Todos com estreia prevista para o primeiro semestre de 2023", adianta o encenador, de quem vemos brilhar os olhos quando fala do arrojado empreendimento, instalado onde funcionava uma casa de festas.
O CASARÃO
"Conheci o casarão da Barão de Melgaço no início de 2021, estávamos ainda vivendo os horrores da pandemia e o espaço estava fechado e se deteriorando, tinha sido invadido por bandidos, estava sem a fiação elétrica. Mas, mesmo com todos os problemas, era um espaço de arte quase pronto, só faltava quem se interessasse em abrir as portas para deixar a arte entrar, e foi o que fizemos", conta Fernando Lopes.
"Fizemos o que o espaço estava nos dizendo para fazer e tínhamos as pessoas certas. A sala onde é o Café do Teatro não tinha piso, nem forro, nem luz, as telhas e as janelas estavam quebradas, mas o Fábio Soares olhou e viu ali o café, que já estava nos seus planos, nos seus sonhos, então começamos a trabalhar nisso", diz o também e sobretudo ator, bastante conhecido pela cidade como o palhaço Bolonhesa ou na pele de outros personagens.
"O salão principal já tinha um palco, quando eu entrei senti que ali seria a nova sala de espetáculos e de exposição de artes da cidade. A varanda e o átrio eram tão charmosos que só faltava um palco redondo, que batizamos de espaço Ditirambo, em homenagem aos poetas gregos.
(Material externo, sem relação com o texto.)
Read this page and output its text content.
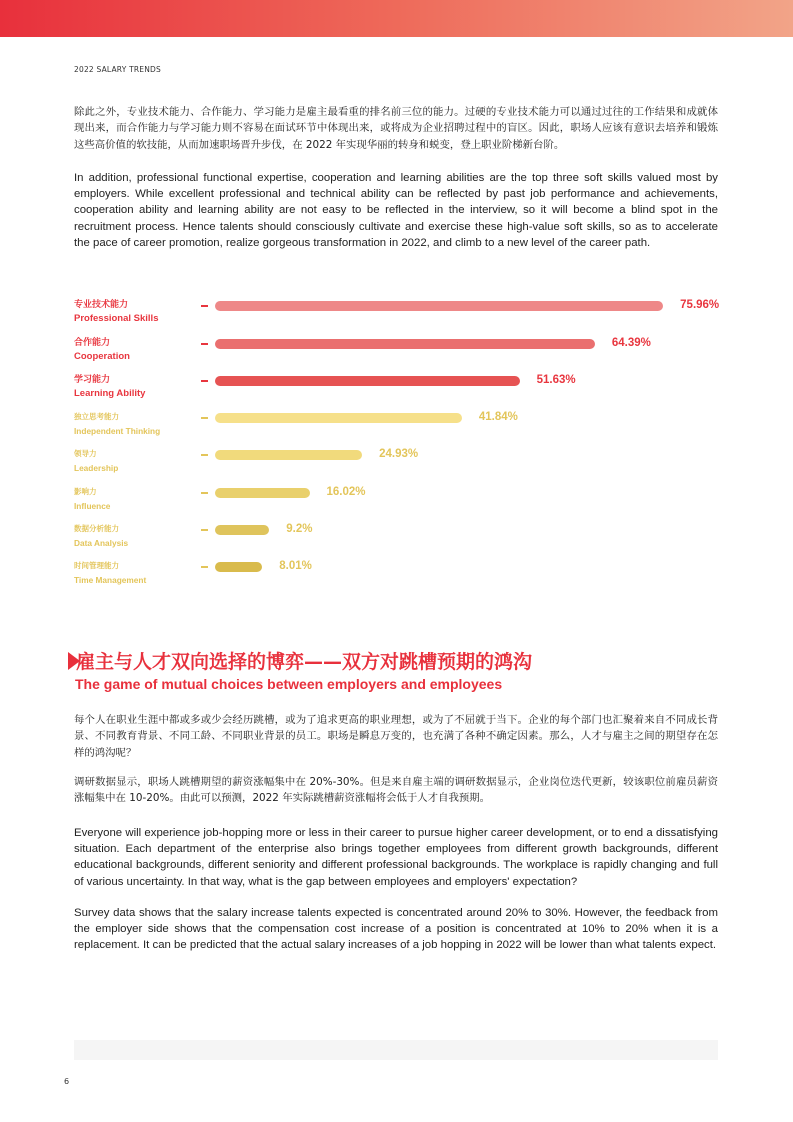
2022 SALARY TRENDS
除此之外，专业技术能力、合作能力、学习能力是雇主最看重的排名前三位的能力。过硬的专业技术能力可以通过过往的工作结果和成就体现出来，而合作能力与学习能力则不容易在面试环节中体现出来，或将成为企业招聘过程中的盲区。因此，职场人应该有意识去培养和锻炼这些高价值的软技能，从而加速职场晋升步伐，在 2022 年实现华丽的转身和蜕变，登上职业阶梯新台阶。
In addition, professional functional expertise, cooperation and learning abilities are the top three soft skills valued most by employers. While excellent professional and technical ability can be reflected by past job performance and achievements, cooperation ability and learning ability are not easy to be reflected in the interview, so it will become a blind spot in the recruitment process. Hence talents should consciously cultivate and exercise these high-value soft skills, so as to accelerate the pace of career promotion, realize gorgeous transformation in 2022, and climb to a new level of the career path.
专业技术能力
Professional Skills
75.96%
合作能力
Cooperation
64.39%
学习能力
Learning Ability
51.63%
独立思考能力
Independent Thinking
41.84%
领导力
Leadership
24.93%
影响力
Influence
16.02%
数据分析能力
Data Analysis
9.2%
时间管理能力
Time Management
8.01%
雇主与人才双向选择的博弈——双方对跳槽预期的鸿沟
The game of mutual choices between employers and employees
每个人在职业生涯中都或多或少会经历跳槽，或为了追求更高的职业理想，或为了不屈就于当下。企业的每个部门也汇聚着来自不同成长背景、不同教育背景、不同工龄、不同职业背景的员工。职场是瞬息万变的，也充满了各种不确定因素。那么，人才与雇主之间的期望存在怎样的鸿沟呢？
调研数据显示，职场人跳槽期望的薪资涨幅集中在 20%-30%。但是来自雇主端的调研数据显示，企业岗位迭代更新，较该职位前雇员薪资涨幅集中在 10-20%。由此可以预测，2022 年实际跳槽薪资涨幅将会低于人才自我预期。
Everyone will experience job-hopping more or less in their career to pursue higher career development, or to end a dissatisfying situation. Each department of the enterprise also brings together employees from different growth backgrounds, different educational backgrounds, different seniority and different professional backgrounds. The workplace is rapidly changing and full of various uncertainty. In that way, what is the gap between employees and employers' expectation?
Survey data shows that the salary increase talents expected is concentrated around 20% to 30%. However, the feedback from the employer side shows that the compensation cost increase of a position is concentrated at 10% to 20% when it is a replacement. It can be predicted that the actual salary increases of a job hopping in 2022 will be lower than what talents expect.
6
Aquelas palmeiras [que há no local] são nossas colunas gregas", afirma.
"Então, estávamos procurando um lugar para ser nossa sede, um teatro para apresentar nossos espetáculos, mas achamos um espaço de arte completo, um lugar para tomar um café, trabalhar, se divertir, criar. A sala menor, a lojinha, tudo veio muito a calhar", enumera um Lopes encantado com o próprio milagre, que assumiu ao lado dos parceiros.
TODAS AS ARTES
O diretor prossegue com a menção às ceramistas Helena Soares e Neila Vieira, sócias da Estação Cultural que conduzem a lojinha.
"Convidamos outros artesãos para que ali fosse uma loja cooperativa, e aí criamos a Boutique do Teatro. Todos esses empreendimentos fazem parte da nossa lógica de economia criativa, o espaço precisa ser sustentado, e essas são algumas de suas pernas de apoio", aterrissa Lopes, mas sem recolher o trem de pouso.
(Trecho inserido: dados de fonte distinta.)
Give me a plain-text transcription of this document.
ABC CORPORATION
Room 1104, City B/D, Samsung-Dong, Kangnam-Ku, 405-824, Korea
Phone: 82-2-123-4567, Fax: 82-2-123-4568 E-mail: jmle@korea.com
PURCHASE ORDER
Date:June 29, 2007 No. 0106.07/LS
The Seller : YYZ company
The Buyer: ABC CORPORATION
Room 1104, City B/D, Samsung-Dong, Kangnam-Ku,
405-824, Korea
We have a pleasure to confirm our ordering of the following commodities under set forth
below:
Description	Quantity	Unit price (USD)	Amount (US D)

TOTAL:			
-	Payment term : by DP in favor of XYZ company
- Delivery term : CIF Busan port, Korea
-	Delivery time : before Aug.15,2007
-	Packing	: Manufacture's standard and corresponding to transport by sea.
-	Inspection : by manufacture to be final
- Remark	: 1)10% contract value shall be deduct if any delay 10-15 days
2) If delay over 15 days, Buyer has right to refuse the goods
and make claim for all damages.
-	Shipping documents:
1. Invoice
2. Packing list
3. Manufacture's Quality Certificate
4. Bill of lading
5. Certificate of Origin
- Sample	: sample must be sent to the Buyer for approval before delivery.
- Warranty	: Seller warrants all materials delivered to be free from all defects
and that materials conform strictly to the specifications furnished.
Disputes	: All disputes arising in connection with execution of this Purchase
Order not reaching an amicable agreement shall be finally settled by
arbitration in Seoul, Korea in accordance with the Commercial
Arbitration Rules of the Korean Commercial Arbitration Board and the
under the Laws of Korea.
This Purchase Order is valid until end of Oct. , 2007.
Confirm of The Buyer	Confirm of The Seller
"A ideia é dar à cidade um espaço independente para arte independente. Somos muitos artistas, não só do teatro, de todos os segmentos, e não temos um espaço onde possamos apresentar nossas artes. Os espaços públicos estão fechados, os teatros privados são caros e não propõem projetos de acolhimento dos artistas locais", afirma o encenador.
"Neste espaço, que é a sede da Cia Teatro do Mundo, ensaiamos, criamos nossos espetáculos, apresentamos, damos aula, convidamos os amigos artistas para apresentarem seus trabalhos, oferecemos oficinas diversas e recebemos artistas de diversas áreas, artes plásticas, dança, circo, cinema, performance, música, poesia. É um espaço de encontro das artes", conta Lopes, que diz estar ainda experimentando com as possibilidades da ECTM.
FAÇA PARTE
"Estamos estudando horários, recebendo propostas, criando possibilidades, mas já somos um espaço necessário. Todas as pessoas que frequentam a estação saem encantadas ao saber que em Campo Grande temos um espaço como esse. Eu sempre digo que é responsabilidade de todos nós mantê-lo aberto", convoca Lopes.
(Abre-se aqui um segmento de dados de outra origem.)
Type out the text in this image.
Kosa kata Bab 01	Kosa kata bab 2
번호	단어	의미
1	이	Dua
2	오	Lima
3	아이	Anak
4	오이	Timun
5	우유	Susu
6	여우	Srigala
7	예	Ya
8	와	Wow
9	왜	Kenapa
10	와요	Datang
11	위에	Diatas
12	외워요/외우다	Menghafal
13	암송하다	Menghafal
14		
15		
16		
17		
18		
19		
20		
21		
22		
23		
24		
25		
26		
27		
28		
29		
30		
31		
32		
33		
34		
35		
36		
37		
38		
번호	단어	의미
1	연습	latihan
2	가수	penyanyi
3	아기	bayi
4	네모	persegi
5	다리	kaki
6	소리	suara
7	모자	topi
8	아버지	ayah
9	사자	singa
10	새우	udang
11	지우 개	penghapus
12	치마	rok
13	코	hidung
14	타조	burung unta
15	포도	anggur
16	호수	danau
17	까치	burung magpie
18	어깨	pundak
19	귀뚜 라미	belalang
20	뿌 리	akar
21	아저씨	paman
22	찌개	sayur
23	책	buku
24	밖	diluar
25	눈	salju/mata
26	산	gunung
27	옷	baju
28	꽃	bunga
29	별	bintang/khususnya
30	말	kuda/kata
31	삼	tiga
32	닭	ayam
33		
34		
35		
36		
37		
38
A ECTM oferece várias formas de adesão para quem quiser colaborar. Mais informações pelo Instagram @estacaoculturalteatrodomundo.
"O espaço é uma realidade, necessário para nossa capital, para nosso estado. Estamos buscando parceiros para que nosso desejo seja ainda mais sustentável. O maior desafio é sustentar o espaço, não é barato manter um espaço como esse. Precisamos da ajuda de todos", reforça o diretor.